En France, la vaccination contre l’hépatite B est obligatoire pour les personnels exerçants dans des établissements de soins et de prévention. Elle est fortement recommandée chez les nourrissons, les enfants/adolescents non antérieurement vaccinés, et dans les populations à risque (entourage d’une personne porteuse chronique de l’hépatite B, personnes ayant plusieurs partenaires sexuels, usagers de drogues par voie intraveineuse ou partageant du matériel (paille de sniff, pipes à crack…), , enfants/adolescents dans des institutions psychiatriques ou pour handicapés, séjours en pays de forte et moyenne endémie...)
La vaccination contre l'hépatite B a été adoptée dans de nombreux pays dans le monde et elle a apporté la preuve de son efficacité par une réduction rapide de l’incidence et de la mortalité par carcinome du foie (Taïwan, Italie, etc.).
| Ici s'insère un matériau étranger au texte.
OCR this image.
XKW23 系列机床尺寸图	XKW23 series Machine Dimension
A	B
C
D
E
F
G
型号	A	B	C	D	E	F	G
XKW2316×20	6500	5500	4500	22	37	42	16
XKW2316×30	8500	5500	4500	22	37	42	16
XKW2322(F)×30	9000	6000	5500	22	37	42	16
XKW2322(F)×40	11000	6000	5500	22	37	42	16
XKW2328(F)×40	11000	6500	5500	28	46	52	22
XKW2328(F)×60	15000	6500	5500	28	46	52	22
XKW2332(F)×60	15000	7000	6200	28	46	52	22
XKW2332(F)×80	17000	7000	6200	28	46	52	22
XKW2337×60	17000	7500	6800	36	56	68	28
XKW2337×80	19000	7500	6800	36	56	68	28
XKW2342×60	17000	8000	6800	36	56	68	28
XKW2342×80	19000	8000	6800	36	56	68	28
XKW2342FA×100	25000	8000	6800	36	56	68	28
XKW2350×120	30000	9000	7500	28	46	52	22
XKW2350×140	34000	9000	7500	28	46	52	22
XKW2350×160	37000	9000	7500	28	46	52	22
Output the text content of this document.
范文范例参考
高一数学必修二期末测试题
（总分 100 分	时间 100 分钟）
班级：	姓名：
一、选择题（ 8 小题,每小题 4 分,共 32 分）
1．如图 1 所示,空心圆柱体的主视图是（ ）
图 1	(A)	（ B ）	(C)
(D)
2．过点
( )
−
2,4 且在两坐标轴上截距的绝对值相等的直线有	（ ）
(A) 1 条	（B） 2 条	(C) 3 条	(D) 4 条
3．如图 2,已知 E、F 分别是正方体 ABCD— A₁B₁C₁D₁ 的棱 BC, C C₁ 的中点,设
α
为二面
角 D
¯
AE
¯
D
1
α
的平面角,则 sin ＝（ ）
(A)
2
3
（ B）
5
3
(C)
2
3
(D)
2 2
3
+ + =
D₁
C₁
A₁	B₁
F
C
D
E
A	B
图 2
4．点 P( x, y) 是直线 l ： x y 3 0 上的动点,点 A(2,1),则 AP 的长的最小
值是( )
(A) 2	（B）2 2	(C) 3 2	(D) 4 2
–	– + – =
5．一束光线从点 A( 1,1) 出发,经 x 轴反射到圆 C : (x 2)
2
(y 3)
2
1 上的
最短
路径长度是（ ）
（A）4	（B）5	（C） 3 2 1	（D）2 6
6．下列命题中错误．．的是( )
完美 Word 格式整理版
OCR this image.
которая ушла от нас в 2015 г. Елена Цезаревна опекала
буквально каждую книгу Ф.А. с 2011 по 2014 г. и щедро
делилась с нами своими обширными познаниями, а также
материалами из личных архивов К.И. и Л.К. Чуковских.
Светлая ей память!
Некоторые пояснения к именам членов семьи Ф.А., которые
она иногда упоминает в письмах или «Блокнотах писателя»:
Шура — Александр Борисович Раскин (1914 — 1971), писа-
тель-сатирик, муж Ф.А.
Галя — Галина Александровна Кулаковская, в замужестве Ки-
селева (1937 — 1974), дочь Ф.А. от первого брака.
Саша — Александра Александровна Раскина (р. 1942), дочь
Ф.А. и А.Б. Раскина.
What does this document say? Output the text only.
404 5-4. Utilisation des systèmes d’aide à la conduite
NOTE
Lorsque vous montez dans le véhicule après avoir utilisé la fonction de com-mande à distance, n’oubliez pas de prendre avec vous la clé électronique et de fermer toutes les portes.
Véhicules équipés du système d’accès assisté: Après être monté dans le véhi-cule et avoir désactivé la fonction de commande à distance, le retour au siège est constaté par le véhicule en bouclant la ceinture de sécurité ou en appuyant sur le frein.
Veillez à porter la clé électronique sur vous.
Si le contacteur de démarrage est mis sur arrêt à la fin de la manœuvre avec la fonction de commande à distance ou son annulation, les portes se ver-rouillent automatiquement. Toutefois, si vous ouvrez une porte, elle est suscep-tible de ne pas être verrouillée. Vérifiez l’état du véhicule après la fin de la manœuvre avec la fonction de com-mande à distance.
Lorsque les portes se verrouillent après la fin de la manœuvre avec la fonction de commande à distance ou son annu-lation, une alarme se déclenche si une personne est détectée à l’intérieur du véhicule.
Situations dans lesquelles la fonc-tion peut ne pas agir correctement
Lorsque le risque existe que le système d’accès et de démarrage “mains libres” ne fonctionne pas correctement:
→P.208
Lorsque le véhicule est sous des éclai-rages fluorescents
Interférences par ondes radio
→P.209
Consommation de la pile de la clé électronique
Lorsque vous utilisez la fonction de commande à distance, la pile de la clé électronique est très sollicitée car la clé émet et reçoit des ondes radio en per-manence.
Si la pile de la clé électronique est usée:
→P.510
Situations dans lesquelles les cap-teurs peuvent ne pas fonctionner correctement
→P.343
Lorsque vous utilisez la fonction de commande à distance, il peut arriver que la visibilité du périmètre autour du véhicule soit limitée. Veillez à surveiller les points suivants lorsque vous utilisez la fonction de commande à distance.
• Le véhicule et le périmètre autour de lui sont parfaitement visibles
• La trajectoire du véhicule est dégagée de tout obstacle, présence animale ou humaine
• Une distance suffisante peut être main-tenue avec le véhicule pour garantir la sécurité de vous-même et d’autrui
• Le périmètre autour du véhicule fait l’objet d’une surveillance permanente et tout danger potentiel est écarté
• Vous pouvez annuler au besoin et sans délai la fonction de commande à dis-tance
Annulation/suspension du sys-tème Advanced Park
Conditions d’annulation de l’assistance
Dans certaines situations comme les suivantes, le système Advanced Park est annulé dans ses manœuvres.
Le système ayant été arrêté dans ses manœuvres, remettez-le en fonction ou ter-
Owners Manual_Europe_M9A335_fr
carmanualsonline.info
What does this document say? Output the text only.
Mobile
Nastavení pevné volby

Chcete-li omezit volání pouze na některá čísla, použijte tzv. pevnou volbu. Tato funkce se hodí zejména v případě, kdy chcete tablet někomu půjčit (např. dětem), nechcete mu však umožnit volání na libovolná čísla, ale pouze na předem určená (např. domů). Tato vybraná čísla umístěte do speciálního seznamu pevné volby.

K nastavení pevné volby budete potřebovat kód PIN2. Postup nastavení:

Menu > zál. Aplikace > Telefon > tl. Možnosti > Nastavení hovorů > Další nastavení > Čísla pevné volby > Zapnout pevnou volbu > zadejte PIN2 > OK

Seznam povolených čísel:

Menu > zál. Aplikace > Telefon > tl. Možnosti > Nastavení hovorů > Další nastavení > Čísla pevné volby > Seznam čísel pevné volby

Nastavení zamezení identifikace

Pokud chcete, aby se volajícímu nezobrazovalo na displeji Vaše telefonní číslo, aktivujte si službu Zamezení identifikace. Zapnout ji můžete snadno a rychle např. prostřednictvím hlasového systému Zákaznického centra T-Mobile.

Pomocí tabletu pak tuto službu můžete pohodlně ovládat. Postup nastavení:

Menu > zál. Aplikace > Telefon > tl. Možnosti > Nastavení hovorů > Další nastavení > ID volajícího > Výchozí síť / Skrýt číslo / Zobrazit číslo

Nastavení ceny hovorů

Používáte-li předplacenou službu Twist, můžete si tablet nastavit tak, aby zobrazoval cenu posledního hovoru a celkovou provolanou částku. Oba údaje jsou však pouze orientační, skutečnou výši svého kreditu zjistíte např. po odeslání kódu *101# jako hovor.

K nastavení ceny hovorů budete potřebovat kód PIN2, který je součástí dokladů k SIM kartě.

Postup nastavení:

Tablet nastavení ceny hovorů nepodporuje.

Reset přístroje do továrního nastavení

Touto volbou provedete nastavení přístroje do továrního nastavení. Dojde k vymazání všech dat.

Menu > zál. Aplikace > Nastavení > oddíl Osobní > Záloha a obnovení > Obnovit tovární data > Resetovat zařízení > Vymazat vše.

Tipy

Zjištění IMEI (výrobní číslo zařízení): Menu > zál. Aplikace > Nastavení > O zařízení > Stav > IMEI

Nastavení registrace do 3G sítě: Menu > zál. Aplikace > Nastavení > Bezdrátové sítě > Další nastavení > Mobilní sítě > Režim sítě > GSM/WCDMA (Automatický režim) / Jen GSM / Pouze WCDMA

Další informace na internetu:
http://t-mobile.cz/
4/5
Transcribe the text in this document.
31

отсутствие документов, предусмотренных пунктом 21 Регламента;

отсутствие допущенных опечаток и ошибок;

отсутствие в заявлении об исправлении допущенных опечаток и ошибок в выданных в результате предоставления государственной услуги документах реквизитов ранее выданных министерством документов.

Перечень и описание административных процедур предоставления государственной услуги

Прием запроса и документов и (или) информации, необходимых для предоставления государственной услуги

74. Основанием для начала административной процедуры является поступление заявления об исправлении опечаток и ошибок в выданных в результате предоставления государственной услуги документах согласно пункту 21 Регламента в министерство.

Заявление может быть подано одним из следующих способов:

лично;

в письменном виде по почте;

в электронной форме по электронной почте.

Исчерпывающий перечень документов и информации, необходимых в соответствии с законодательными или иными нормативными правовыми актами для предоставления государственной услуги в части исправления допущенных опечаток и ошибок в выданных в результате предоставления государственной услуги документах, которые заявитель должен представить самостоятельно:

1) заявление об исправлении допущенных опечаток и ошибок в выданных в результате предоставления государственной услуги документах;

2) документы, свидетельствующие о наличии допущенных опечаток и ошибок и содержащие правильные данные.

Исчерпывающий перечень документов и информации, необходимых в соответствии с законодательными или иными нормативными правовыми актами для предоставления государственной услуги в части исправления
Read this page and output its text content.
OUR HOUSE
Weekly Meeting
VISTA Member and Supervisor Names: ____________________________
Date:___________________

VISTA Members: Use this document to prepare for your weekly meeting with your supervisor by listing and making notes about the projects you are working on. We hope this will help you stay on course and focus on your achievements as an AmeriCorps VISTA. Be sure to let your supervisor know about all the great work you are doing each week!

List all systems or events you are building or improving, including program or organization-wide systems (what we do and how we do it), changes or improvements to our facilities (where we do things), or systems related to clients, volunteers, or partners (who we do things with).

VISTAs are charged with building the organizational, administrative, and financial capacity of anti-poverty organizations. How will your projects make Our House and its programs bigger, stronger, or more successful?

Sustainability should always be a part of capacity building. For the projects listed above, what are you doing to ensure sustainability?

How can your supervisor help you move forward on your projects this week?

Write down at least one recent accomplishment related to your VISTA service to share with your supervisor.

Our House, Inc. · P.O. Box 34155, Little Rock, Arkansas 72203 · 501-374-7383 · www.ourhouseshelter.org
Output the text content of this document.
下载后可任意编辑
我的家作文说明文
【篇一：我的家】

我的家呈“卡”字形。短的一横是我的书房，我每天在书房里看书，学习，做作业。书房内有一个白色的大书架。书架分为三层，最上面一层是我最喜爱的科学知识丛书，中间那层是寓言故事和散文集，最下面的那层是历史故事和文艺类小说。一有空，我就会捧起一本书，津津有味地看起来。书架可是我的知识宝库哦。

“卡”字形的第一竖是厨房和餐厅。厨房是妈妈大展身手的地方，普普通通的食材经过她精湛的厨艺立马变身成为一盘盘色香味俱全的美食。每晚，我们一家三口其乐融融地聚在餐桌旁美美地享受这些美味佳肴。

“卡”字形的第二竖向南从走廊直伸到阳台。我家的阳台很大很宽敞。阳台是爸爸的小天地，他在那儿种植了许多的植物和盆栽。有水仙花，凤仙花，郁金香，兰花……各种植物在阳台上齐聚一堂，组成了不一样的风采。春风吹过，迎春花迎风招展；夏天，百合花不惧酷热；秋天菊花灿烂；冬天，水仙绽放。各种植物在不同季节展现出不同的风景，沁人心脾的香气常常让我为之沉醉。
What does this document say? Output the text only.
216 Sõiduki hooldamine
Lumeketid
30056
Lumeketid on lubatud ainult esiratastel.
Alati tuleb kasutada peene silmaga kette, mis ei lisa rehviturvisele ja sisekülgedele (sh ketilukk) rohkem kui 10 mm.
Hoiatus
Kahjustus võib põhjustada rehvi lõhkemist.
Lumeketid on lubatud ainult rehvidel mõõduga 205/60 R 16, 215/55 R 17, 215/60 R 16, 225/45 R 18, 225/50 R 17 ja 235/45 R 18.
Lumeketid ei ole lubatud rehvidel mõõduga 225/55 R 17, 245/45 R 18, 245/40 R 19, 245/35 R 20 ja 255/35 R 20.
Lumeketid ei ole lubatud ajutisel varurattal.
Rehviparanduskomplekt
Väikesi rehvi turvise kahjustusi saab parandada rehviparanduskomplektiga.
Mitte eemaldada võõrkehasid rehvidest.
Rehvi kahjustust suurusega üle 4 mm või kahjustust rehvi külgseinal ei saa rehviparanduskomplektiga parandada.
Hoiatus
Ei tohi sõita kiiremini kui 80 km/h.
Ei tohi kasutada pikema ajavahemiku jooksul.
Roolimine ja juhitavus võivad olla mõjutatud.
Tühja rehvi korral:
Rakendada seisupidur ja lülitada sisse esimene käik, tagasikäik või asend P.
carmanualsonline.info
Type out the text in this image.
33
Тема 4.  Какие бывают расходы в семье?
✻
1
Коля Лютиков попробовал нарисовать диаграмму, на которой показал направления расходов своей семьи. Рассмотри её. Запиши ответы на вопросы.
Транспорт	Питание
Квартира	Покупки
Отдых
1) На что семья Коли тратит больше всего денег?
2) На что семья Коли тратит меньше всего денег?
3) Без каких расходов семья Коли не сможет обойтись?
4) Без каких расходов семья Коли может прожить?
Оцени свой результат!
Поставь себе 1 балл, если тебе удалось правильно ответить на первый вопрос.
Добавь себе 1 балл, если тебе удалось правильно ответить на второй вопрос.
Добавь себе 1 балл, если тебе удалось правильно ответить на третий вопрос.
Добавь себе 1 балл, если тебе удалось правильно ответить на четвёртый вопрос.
En 1998, cette vaccination a été partiellement suspendue en France car elle a été alors soupçonnée de favoriser la survenue de certaines maladies auto-immunes, comme la sclérose en plaque. Ce lien n'a jamais été prouvé malgré de nombreuses études menées sur le sujet. Les bénéfices apportés par la vaccination sont quant à eux clairement établis. Cette vaccination  mise au point en 1976 a permis la disparition quasi totale de la maladie chez les soignants pour qui elle constituait un risque majeur. Dans les pays de forte endémie où la vaccination a été largement pratiquée comme Taiwan, elle a entraîné une diminution significative du nombre de cancers du foie.